Al definir el objeto de la lingüística como “l’activité langagière”, Culioli se desembaraza de la oposición lengua/habla. Dicha expresión tiene en francés la ventaja de producir una clara diferenciación con respecto a lo lingüístico (le linguistique), siempre susceptible de un reenvío a la ciencia del lenguaje y no a su objeto, y que en castellanosólo podemos traducir con un genitivo: la actividad de lenguaje, dado que no podemos decir la actividad lengüera o lenguajera. El concepto de actividad de lenguaje escapa así al espacio trazado por las nociones propiamente saussurianas de lengua, lenguaje y habla: no correspondea ninguna de las tres y dibuja un campo dinámico que puede insertarse clara y adecuadamente en la problemática actual sobre la cognición. El pensamiento de Culioli no es un pensamiento de los términos sino de las relaciones, como lo fueron el de Peirce en la semiótica, el de Lévi-Strauss y el de Bateson en antropología, el de Goffman en la microsociología. 
Por un lado, Culioli afirma rotundamente que “Benveniste se queda en un análisis estructural clásico” y que “lo enunciativo es otra cosa”. Por otro lado, que “Chomsky (…) ha funcionado (…) con un cierto número de puntos de referencia más o menos implícitos: una cierta concepción de la lógica, una cierta concepción de la
simplicidad de los fenómenos (…) un cierto modelo informático ligado.
“Yo no creo que la actividad intersujetos, de orden simbólico, que tenemos en la actividad de lenguaje, sea reductible a una racionalidad explícita, a la racionalidad que ese modelo informático supone, ni tampoco que reenvíe a ajustes que serían ajustes explícitos. Porque eso querría decir que casi siempre hay toma de conciencia de lo que hacemos cuando hablamos. Ahora bien, ¡no! No tenemos conciencia de lo que hacemos, nos damos cuenta que se trata de regulaciones no conscientes que operan en el lenguaje”. El abandono del sujeto hablante como fuente final del sentido y el rechazo del “esqueleto” chomskyano, son en Culioli aspectos de un solo y mismo combate.

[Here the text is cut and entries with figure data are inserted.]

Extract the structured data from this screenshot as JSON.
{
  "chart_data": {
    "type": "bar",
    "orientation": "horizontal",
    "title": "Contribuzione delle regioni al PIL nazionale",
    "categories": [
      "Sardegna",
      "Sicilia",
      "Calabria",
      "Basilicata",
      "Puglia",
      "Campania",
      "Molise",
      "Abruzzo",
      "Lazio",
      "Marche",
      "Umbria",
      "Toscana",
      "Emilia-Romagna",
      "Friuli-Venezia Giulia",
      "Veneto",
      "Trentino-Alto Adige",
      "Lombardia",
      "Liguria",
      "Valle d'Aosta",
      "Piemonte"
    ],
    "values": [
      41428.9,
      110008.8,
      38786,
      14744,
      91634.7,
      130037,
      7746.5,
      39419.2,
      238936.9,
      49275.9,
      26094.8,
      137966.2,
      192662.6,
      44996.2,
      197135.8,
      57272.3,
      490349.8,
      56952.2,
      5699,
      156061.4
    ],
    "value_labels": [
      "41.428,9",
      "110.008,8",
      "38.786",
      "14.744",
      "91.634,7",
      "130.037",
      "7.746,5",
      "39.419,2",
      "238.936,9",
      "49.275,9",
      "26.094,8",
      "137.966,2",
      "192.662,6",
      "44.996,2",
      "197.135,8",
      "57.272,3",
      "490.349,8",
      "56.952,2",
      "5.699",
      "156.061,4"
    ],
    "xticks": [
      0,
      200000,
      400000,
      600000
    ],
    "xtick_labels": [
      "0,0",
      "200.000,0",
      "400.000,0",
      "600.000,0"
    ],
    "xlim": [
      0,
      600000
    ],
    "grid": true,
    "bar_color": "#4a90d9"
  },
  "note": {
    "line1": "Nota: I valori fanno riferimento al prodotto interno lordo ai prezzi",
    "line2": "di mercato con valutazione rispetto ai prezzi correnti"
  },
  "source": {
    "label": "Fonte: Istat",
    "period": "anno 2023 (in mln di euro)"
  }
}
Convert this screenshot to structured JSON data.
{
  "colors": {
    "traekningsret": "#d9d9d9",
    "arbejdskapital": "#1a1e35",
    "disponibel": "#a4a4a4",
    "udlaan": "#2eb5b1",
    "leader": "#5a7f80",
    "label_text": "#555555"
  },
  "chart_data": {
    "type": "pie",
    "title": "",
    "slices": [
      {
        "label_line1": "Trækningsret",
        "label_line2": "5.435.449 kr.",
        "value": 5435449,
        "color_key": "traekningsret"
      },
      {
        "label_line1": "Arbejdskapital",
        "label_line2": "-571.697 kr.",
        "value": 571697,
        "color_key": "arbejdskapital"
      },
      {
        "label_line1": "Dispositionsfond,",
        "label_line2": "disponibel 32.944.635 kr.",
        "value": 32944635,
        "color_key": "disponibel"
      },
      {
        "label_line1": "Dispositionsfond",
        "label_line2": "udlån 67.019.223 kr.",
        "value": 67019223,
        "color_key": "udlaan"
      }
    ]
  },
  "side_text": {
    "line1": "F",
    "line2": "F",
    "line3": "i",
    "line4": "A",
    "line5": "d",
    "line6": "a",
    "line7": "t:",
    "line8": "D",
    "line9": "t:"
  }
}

En el trabajo teórico, destinado a homogeneizar la heterogeneidad empírica de la actividad de lenguaje sin perder en el camino la complejidad de los procesos, el lingüista se enfrentará a tres niveles. El nivel 1 es el del funcionamiento cognitivo de los sujetos: procesos mentales de representación, de referenciación, y de regulación intersujetos. Culioli aclara: “Cuando hablo de cognición tomo el término en sentido amplio. El afecto forma parte de la cognición; no hay por un lado lo cognitivo que sería el ámbito de la racionalidad explícita, y lo afectivo que sería el lugar de los sentimientos y la imaginación descontrolada”. A muchos años de distancia, el eco de Peirce sigue resonando: “Los sentimientos (…) forman la fibra y la trama de la cognición y aún en el sentido objetable de placer y dolor, son constitutivos de la cognición”.